La jurisprudence a fait état de contentieux auprès des Cours Administratives d’Appel (CAA) au sujet des dotations aux amortissements entrant dans l’assiette du Crédit d’Impôt Recherche (CIR). La doctrine fiscale s’est appuyée notamment sur le a du II de l’Article 244 quater B du CGI, l’Article 49 septies I de l’annexe III du CGI, et le BOI-BIC-RICI-10-10-20-10 du 04/04/2014.
- Arrêt de la CAA de Bordeaux, 5ème chambre, 19/05/2020, 18BX01407 : Le Tribunal Administratif a refusé la dotation d’un prototype immobilisé inscrite dans l’assiette du CIR. La société déclarante, s’est estimée lésée, affirmant que la mise au rebut de la machine constituant le prototype, élaborée au cours des travaux de recherche des années précédentes, ne justifiait pas l’impossibilité de prendre en compte la dotation dans le CIR. L’instruction a révélé que la société n’avait déposé aucune déclaration de CIR au titre des années antérieures à l’année en litige, années au cours desquelles le coût des recherches liées à l’élaboration du prototype aurait pu être comptabilisé. La Cour a confirmé que l’amortissement exceptionnel comptabilisé suite à la mise au rebut de la machine n’était pas éligible au CIR. Les dotations aux amortissements s’appliquent aux dépenses immobilisées engagées pour élaborer le prototype, et non à l’amortissement du prototype lui-même. Comme l’indique le II-A) du BOI-BIC-RICI-10-10-20-10 : « Les biens concernés doivent être affectés directement à la réalisation d’opérations de recherche … le cas des instruments de manipulations, des instruments de calcul, des ordinateurs, des machines servant à fabriquer les pièces entrant dans la composition d’un prototype ». Par ailleurs, la Cour rappelle qu’une mise au rebut n’équivaut pas à une destruction par sinistre, prévue par le législateur en vertu du a bis) de l’article 244 quater B, et qui aurait permis à la société de bénéficier de la prise en compte de la dotation aux amortissements dans la base du CIR.

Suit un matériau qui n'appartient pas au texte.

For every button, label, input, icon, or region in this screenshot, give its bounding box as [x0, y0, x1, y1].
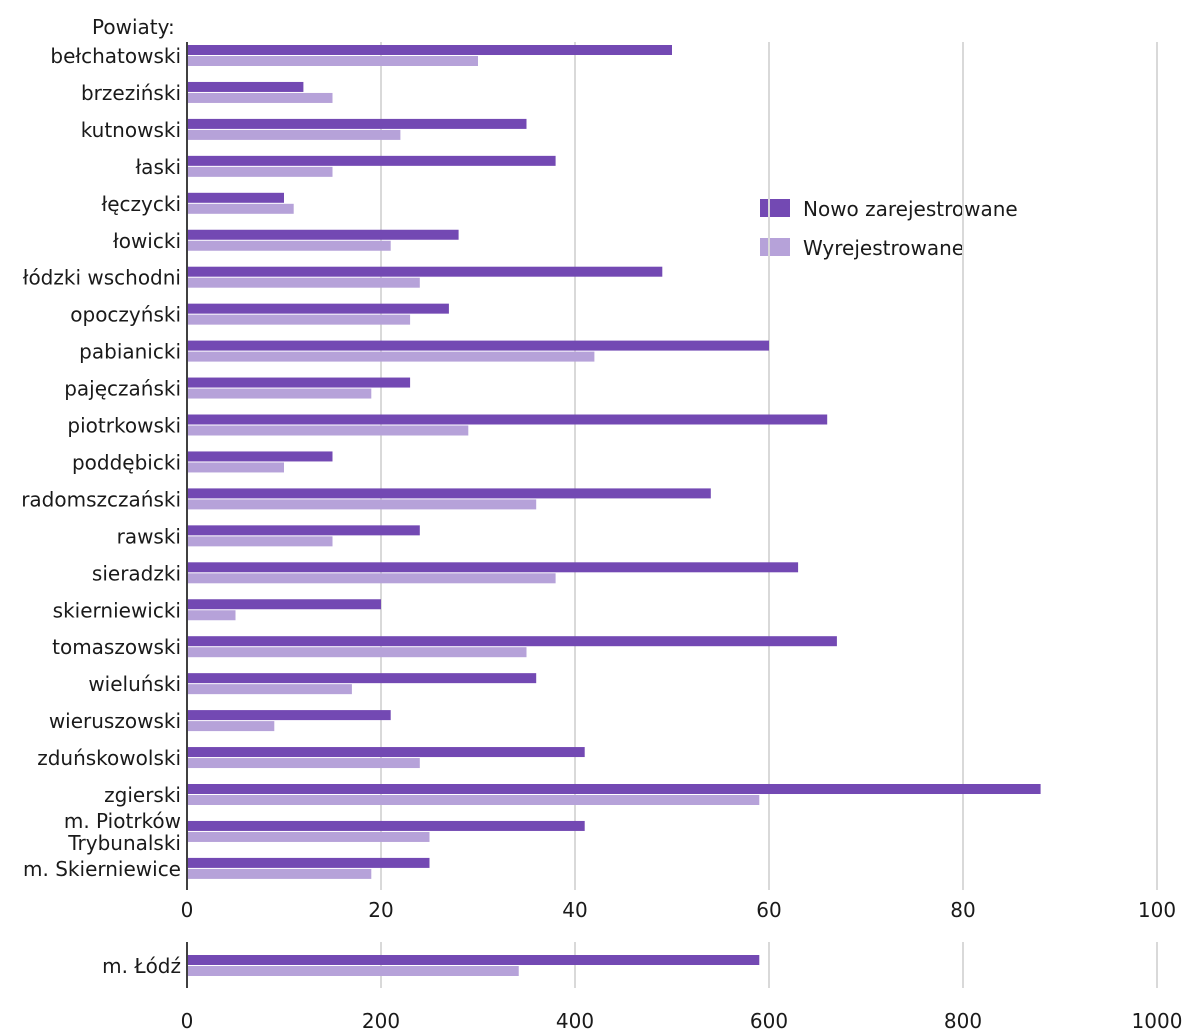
x-tick-label: 0 — [181, 898, 194, 922]
bar-new-registered — [187, 784, 1041, 794]
bar-new-registered — [187, 155, 556, 166]
bar-new-registered — [187, 192, 284, 203]
x-tick-label: 0 — [181, 1009, 194, 1030]
legend-swatch-deregistered — [760, 238, 790, 256]
legend-swatch-new — [760, 199, 790, 217]
bar-deregistered — [187, 462, 284, 473]
bar-new-registered — [187, 45, 672, 55]
bar-new-registered — [187, 229, 459, 240]
category-label: tomaszowski — [52, 635, 181, 659]
x-tick-label: 60 — [756, 898, 781, 922]
y-axis-heading: Powiaty: — [92, 15, 175, 39]
category-label: pabianicki — [79, 340, 181, 364]
category-label: łaski — [136, 155, 182, 179]
bar-deregistered — [187, 277, 420, 288]
lodz-chart-panel: m. Łódź 0 200 400 600 800 1000 — [102, 942, 1182, 1030]
category-label: kutnowski — [81, 118, 181, 142]
bar-new-registered — [187, 955, 760, 965]
bar-deregistered — [187, 536, 333, 547]
bar-deregistered — [187, 647, 527, 658]
x-tick-label: 600 — [750, 1009, 788, 1030]
bar-deregistered — [187, 610, 236, 621]
category-label: sieradzki — [92, 561, 181, 585]
bar-new-registered — [187, 562, 799, 573]
bar-new-registered — [187, 857, 430, 868]
category-label: wieluński — [88, 672, 181, 696]
bar-new-registered — [187, 673, 537, 684]
category-label: pajęczański — [64, 377, 181, 401]
bar-deregistered — [187, 721, 275, 732]
bar-new-registered — [187, 747, 585, 758]
category-label: m. Łódź — [102, 954, 181, 978]
bar-new-registered — [187, 820, 585, 831]
category-label: piotrkowski — [67, 414, 181, 438]
category-label: łęczycki — [102, 192, 181, 216]
main-chart-panel: bełchatowski brzeziński kutnowski łaski łęcz… — [21, 42, 1176, 922]
bar-deregistered — [187, 573, 556, 584]
bar-deregistered — [187, 966, 519, 976]
x-tick-label: 800 — [944, 1009, 982, 1030]
bar-new-registered — [187, 636, 837, 647]
bar-deregistered — [187, 388, 372, 399]
bar-new-registered — [187, 340, 769, 351]
category-label: radomszczański — [21, 487, 181, 511]
bar-new-registered — [187, 488, 711, 499]
bar-deregistered — [187, 425, 469, 436]
bar-deregistered — [187, 499, 537, 510]
category-label: łódzki wschodni — [23, 266, 181, 290]
category-label: zduńskowolski — [37, 746, 181, 770]
category-label: rawski — [117, 524, 181, 548]
bar-new-registered — [187, 266, 663, 277]
x-tick-label: 200 — [362, 1009, 400, 1030]
bar-new-registered — [187, 710, 391, 721]
bar-new-registered — [187, 118, 527, 129]
bar-deregistered — [187, 868, 372, 879]
bar-new-registered — [187, 414, 828, 425]
x-tick-label: 1000 — [1132, 1009, 1182, 1030]
x-tick-label: 100 — [1138, 898, 1176, 922]
x-tick-label: 80 — [950, 898, 975, 922]
bar-deregistered — [187, 240, 391, 251]
x-tick-label: 20 — [368, 898, 393, 922]
legend-label-deregistered: Wyrejestrowane — [803, 236, 964, 260]
x-tick-label: 40 — [562, 898, 587, 922]
bar-new-registered — [187, 303, 449, 314]
category-label: bełchatowski — [50, 44, 181, 68]
category-label: brzeziński — [81, 81, 181, 105]
category-label: m. Piotrków Trybunalski — [64, 809, 181, 855]
bar-deregistered — [187, 831, 430, 842]
category-label: łowicki — [113, 229, 181, 253]
bar-deregistered — [187, 351, 595, 362]
bar-new-registered — [187, 599, 381, 610]
bar-deregistered — [187, 92, 333, 103]
legend-label-new: Nowo zarejestrowane — [803, 197, 1018, 221]
category-label: poddębicki — [72, 450, 181, 474]
bar-deregistered — [187, 129, 401, 140]
category-label: opoczyński — [70, 303, 181, 327]
bar-deregistered — [187, 684, 352, 695]
bar-new-registered — [187, 451, 333, 462]
bar-deregistered — [187, 166, 333, 177]
bar-deregistered — [187, 203, 294, 214]
bar-new-registered — [187, 377, 411, 388]
x-tick-label: 400 — [556, 1009, 594, 1030]
category-label: wieruszowski — [49, 709, 181, 733]
category-label: m. Skierniewice — [23, 857, 181, 881]
bar-deregistered — [187, 795, 760, 805]
legend: Nowo zarejestrowane Wyrejestrowane — [760, 197, 1018, 260]
bar-new-registered — [187, 81, 304, 92]
category-label: zgierski — [104, 783, 181, 807]
bar-deregistered — [187, 314, 411, 325]
bar-deregistered — [187, 56, 478, 66]
bar-new-registered — [187, 525, 420, 536]
category-label: skierniewicki — [53, 598, 181, 622]
bar-deregistered — [187, 758, 420, 769]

- Arrêt de la CAA de Versailles, 3ème chambre, 28/05/2020, 18VE03123 : L’appelant, le Ministre chargé de l’Economie et des Finances, a demandé à la Cour de revenir sur l’acceptation des dépenses liées aux dotations aux amortissements décidée par la juridiction de premier ordre (TA Lille). L’intimé avait imputé dans l’assiette fiscale, les dotations liées à l’achat de matériel informatique, en l’occurrence des contrôleurs de baies et des commutateurs. Le Ministre a soutenu que ces équipements ne permettaient pas en eux-mêmes de réaliser les programmes de recherche. La Cour a tranché en faveur du contribuable, stipulant que ces matériels informatiques (contrôleurs, commutateurs) devaient être pris en compte dans l’assiette des dépenses éligibles au même titre que les ordinateurs, équipements informatiques, serveurs dont les dotations aux amortissements, avaient, par ailleurs, déjà été acceptées par l’administration fiscale à l’issue du contrôle. La Cour pointe l’hétérogénéité de traitement de ces dépenses pourtant employées de concert pour les travaux de R&D. L’arrêt considéré est consistant avec un autre arrêt de cette même Cour qui avait autorisé la prise en compte dans les dépenses éligibles des dotations liées aux switch, onduleurs et imprimantes.
- Arrêt de la CAA de Bordeaux, 5ème chambre, 16/06/2020, 18BX02150 : L’administration fiscale puis la juridiction de premier ordre ont rejeté les dépenses liées aux dotations d’un logiciel de gestion de stock, de clientèle, de fournisseurs , employé par le contribuable pour ses travaux de recherche. Sous réserve de l’éligibilité de la dépense, le vérificateur a remis en cause la justification du prorata R&D à indiquer en appui de la déclaration. En effet, selon l’extrait du BOFIP BOI-BIC-RICI-10-10-20-10 04/04/2014 : « Les biens concernés doivent être affectés directement à la réalisation d’opérations de recherche … En cas d’utilisation mixte d’une immobilisation à des opérations de recherche et de fabrication, les amortissements sont pris en compte au prorata du temps effectif d’utilisation des biens pour la recherche, à condition que l’entreprise puisse déterminer avec précision le temps l’utilisation du bien à des fins de recherche ». La déclaration de ce prorata R&D semble donc encore plus nécessaire et doit être indiqué dans le dossier justificatif initialement remis à l’administration fiscale lors d’un contrôle. Toute justification postérieure, par exemple en cours de contentieux, peut être au détriment du déclarant, comme illustré ici.